Iban Studies: Their Contributions to Social Theory and the Ethnography of Other Borneo Societies
Reprinted From The Encyclopaedia of Iban Studies, Volume III, Joanne and Vinson H. Sutlive, General Editors. Kuching: Tun Jugah Foundation in cooperation with the Borneo Research Council, Inc. Pp. 741-85, 2001.
G. N. Appell
The unique and vital culture of the Ibanic speaking peoples has been remarked upon and written about ever since they were first encountered by travelers to Borneo. Their ‘unassailable confidence has made them venturesome and optimistic, the most aggressive of the peoples native to Borneo’ (Sutlive 1988:1–2). Sather (1994a:26) comments: ‘From the time of their first arrival in western Sarawak, the Iban established themselves as the most aggressive of all inland peoples of Borneo… a vigorous, self-confident people, warring among themselves and with others, as they advanced territorially across the whole of western and central Sarawak.’

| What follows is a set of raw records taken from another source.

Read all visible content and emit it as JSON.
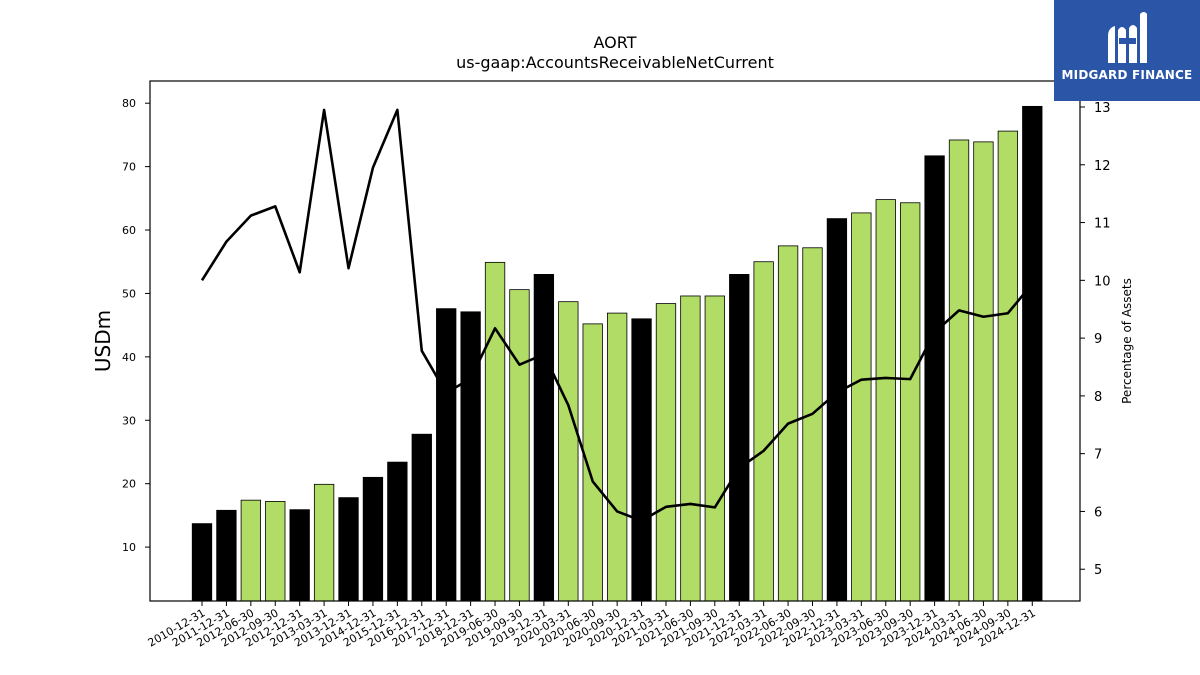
{
  "chart_data": {
    "type": "bar",
    "title": "AORT",
    "subtitle": "us-gaap:AccountsReceivableNetCurrent",
    "ylabel": "USDm",
    "y2label": "Percentage of Assets",
    "ylim": [
      1.5,
      83.5
    ],
    "y2lim": [
      4.45,
      13.45
    ],
    "yticks": [
      10,
      20,
      30,
      40,
      50,
      60,
      70,
      80
    ],
    "y2ticks": [
      5,
      6,
      7,
      8,
      9,
      10,
      11,
      12,
      13
    ],
    "categories": [
      "2010-12-31",
      "2011-12-31",
      "2012-06-30",
      "2012-09-30",
      "2012-12-31",
      "2013-03-31",
      "2013-12-31",
      "2014-12-31",
      "2015-12-31",
      "2016-12-31",
      "2017-12-31",
      "2018-12-31",
      "2019-06-30",
      "2019-09-30",
      "2019-12-31",
      "2020-03-31",
      "2020-06-30",
      "2020-09-30",
      "2020-12-31",
      "2021-03-31",
      "2021-06-30",
      "2021-09-30",
      "2021-12-31",
      "2022-03-31",
      "2022-06-30",
      "2022-09-30",
      "2022-12-31",
      "2023-03-31",
      "2023-06-30",
      "2023-09-30",
      "2023-12-31",
      "2024-03-31",
      "2024-06-30",
      "2024-09-30",
      "2024-12-31"
    ],
    "series": [
      {
        "kind": "bar",
        "values": [
          13.7,
          15.8,
          17.4,
          17.2,
          15.9,
          19.9,
          17.8,
          21.0,
          23.4,
          27.8,
          47.6,
          47.1,
          54.9,
          50.6,
          53.0,
          48.7,
          45.2,
          46.9,
          46.0,
          48.4,
          49.6,
          49.6,
          53.0,
          55.0,
          57.5,
          57.2,
          61.8,
          62.7,
          64.8,
          64.3,
          71.7,
          74.2,
          73.9,
          75.6,
          79.5
        ],
        "annual": [
          true,
          true,
          false,
          false,
          true,
          false,
          true,
          true,
          true,
          true,
          true,
          true,
          false,
          false,
          true,
          false,
          false,
          false,
          true,
          false,
          false,
          false,
          true,
          false,
          false,
          false,
          true,
          false,
          false,
          false,
          true,
          false,
          false,
          false,
          true
        ]
      },
      {
        "kind": "line",
        "axis": "right",
        "values": [
          10.0,
          10.67,
          11.12,
          11.28,
          10.14,
          12.95,
          10.21,
          11.95,
          12.95,
          8.78,
          8.05,
          8.3,
          9.17,
          8.54,
          8.72,
          7.84,
          6.52,
          6.0,
          5.84,
          6.08,
          6.13,
          6.07,
          6.75,
          7.05,
          7.52,
          7.69,
          8.06,
          8.28,
          8.31,
          8.29,
          9.1,
          9.48,
          9.37,
          9.43,
          9.94
        ]
      }
    ],
    "colors": {
      "annual_bar": "#000000",
      "quarter_bar": "#b1dc66",
      "line": "#000000"
    }
  },
  "logo": {
    "text": "MIDGARD FINANCE",
    "bg": "#2b56a8"
  }
}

This uniqueness of culture and optimistic vitality have brought researchers from around the world to study Ibanic society and culture, not only to make an ethnographic record for posterity but also to learn what contributions a study of their society and culture would make to social theory. More recently, Iban people themselves have turned to this study, individuals such as Benedict Sandin, ‘foremost authority on the history and culture of his people’ (Pringle 1970:xiii) and former curator of the Sarawak Museum; James Jemut Masing, translator of Iban Gawai; Peter Kedit, later on also a curator of the Sarawak Museum; and Datuk Puan Sri Empiang Jabu and Datin Amar Margaret Linggi, authorities on Iban weaving. While Iban society has now been the most carefully and fully documented of any society in Borneo, which has made major contributions to social theory, there is still much to be done.
Furthermore, because of this extensive study, Iban society now provides the model, the background phenomena, on which all other ethnographic inquiries of Borneo societies can proceed. Iban research has informed the discussion of many theoretical issues in anthropological inquiry, particularly those dealing with the structure of cognatic societies, i.e., societies without any form of descent group. Thus, Iban culture forms the fundamental grounds against which other cultures are compared in order to elicit cultural information and to test hypotheses in social theory.
It is impossible to cover the whole corpus of the vast literature on the Iban peoples in this review. Consequently, this review focuses on those Iban studies that have made a contribution to social theory and the ethnography of other Bornean societies. I will also indicate where more research is needed to complete the record. The review will address issues in the following areas where Iban studies have made and can make further contributions to social theory: (1) Social organization and the nature of cognatic societies; (2) The cultural ecology of swidden agriculture; (3) The analysis of land tenure; (4) The nature of egalitarian society; (5) Ethnogensis; (6) Gender studies; (7) Warfare, headhunting and the expansion of the Ibans; (8) Religion, ritual and symbolism; (9) Oral literature; (10) Regional variation in Ibanic cultures; and (11) Problems of social change.